Como o consumidor pode melhorar o impacto: a preferência pelo uso de combustíveis renováveis, como o álcool, é novamente a melhor alternativa para reduzir impactos. Na mesma direção, a realização de manutenções regulares também contribui. E o uso compartilhado do carro com outras pessoas faz seu impacto ambiental ser distribuído entre os passageiros, diminuindo a carga ambiental individual, além do benefício de evitar as emissões de outros veículos privados.
Ônibus
Etapa do ciclo de vida com maior impacto ambiental: de uso e manutenção, devido à utilização do diesel como combustível, cuja queima emite gases de efeito estufa e material particulado.
Como o consumidor pode melhorar o impacto: sendo um serviço público, os ônibus circulam independente de quantos passageiros carregam. Como o ajuste de rotas para melhor distribuir o número de passageiros é um processo complexo e o poder de decisão individual do uso do ônibus em horários alternativos é limitado, recomenda-se que os consumidores optem pelo ônibus para tornar seu uso mais bem aproveitado, diminuindo a carga ambiental individual e evitando emissões de veículos privados.
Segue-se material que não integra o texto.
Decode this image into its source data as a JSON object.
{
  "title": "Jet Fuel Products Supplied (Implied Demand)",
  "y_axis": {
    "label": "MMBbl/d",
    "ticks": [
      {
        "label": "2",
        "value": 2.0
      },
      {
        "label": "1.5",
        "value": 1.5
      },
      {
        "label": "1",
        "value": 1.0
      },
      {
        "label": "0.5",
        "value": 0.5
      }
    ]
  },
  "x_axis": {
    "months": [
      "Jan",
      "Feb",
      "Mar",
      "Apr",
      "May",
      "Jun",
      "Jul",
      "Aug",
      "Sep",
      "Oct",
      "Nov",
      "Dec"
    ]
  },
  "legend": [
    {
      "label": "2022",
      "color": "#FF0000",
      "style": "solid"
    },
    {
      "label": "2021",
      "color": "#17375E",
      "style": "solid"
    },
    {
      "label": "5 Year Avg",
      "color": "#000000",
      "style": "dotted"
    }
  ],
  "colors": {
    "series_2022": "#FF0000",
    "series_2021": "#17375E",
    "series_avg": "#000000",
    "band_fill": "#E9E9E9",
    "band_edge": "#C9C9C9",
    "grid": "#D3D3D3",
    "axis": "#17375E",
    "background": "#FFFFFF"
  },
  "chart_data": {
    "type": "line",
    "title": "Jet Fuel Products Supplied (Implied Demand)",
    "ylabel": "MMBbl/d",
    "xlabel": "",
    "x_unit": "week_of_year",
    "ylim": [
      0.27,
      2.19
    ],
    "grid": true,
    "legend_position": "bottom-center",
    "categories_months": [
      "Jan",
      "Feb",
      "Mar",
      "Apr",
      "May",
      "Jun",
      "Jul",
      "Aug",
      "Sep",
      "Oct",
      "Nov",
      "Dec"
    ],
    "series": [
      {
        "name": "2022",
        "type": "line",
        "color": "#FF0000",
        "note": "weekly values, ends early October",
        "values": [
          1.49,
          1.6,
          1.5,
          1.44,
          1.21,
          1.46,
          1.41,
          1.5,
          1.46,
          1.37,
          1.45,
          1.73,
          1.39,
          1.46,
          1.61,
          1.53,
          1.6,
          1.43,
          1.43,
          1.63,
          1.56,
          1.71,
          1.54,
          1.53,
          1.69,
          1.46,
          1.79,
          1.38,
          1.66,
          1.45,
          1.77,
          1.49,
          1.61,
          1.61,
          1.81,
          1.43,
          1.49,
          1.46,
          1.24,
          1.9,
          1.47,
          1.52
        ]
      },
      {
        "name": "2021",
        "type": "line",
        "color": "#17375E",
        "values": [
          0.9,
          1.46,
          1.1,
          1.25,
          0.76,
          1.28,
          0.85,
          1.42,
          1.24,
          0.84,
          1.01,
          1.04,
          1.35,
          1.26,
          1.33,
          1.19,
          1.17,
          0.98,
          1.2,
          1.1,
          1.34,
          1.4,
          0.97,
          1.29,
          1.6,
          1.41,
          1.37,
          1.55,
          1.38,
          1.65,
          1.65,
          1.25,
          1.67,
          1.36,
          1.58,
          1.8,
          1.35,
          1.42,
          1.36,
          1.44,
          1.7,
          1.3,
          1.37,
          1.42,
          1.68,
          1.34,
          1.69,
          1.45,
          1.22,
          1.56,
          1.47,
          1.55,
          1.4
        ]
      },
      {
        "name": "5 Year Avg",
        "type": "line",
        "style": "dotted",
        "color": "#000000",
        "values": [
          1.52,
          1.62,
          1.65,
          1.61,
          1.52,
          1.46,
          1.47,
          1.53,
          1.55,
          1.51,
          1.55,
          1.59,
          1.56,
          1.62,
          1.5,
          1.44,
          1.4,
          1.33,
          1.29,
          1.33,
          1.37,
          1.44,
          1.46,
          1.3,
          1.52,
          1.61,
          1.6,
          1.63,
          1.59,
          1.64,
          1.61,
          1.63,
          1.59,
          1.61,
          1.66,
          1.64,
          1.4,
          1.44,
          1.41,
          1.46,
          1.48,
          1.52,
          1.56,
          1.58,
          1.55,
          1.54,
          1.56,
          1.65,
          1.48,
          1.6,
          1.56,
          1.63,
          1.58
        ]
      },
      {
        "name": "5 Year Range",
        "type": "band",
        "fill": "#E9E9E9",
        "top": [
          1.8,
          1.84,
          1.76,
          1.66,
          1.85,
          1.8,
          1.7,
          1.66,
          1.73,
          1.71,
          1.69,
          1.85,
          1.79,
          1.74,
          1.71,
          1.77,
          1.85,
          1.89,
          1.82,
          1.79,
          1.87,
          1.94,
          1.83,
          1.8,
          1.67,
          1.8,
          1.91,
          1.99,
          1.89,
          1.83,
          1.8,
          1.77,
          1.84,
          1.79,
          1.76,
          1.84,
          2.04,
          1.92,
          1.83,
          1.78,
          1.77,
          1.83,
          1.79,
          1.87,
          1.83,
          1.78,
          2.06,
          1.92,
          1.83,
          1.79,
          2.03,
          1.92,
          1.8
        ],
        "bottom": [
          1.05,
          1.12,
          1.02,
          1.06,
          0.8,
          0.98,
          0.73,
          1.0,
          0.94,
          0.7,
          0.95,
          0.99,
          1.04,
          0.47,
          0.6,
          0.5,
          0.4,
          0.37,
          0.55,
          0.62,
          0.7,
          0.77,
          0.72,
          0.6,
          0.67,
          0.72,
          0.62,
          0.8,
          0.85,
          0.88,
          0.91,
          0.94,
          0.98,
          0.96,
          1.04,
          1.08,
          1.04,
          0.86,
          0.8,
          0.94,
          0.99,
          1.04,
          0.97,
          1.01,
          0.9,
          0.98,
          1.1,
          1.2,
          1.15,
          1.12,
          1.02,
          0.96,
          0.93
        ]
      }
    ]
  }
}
Opção por metrô ou ônibus pode ser menos impactante, pois evita contribuir com emissões do transporte individual. Foto: Lauro Rocha
Metrô
Etapa do ciclo de vida com maior impacto ambiental: de uso e manutenção, devido à tração elétrica que possui um impacto significativo na geração de energia para seu funcionamento.
Como o consumidor pode melhorar o impacto: por também circular independentemente do número de passageiros, recomenda-se o mesmo que no caso do ônibus: ao optar pelo metrô, o consumidor contribui para tornar seu uso mais bem aproveitado, fazendo com que a carga ambiental individual seja menor e evitando emissões de veículos privados.
Conclusões
Em resumo, os principais achados do estudo levam às seguintes recomendações ao consumidor que busca reduzir os impactos ambientais de seu deslocamento: compartilhar os modais, utilizar combustíveis renováveis, cuidar do equipamento durante o uso, fazer manutenções periódicas, descartar corretamente os equipamentos e peças ao fim da vida útil e privilegiar o uso do transporte público.
É claro que nem todas as sugestões se encaixam na rotina e no estilo de vida de cada consumidor. Mas é importante conhecê-las para utilizar a que for possível no momento da escolha, e, assim, melhorar o impacto ambiental da mobilidade urbana.
*Helio Mattar é diretor-presidente do Instituto Akatu, e foi secretário de Desenvolvimento da Produção do Ministério da Indústria e Comércio Exterior (1999-2000).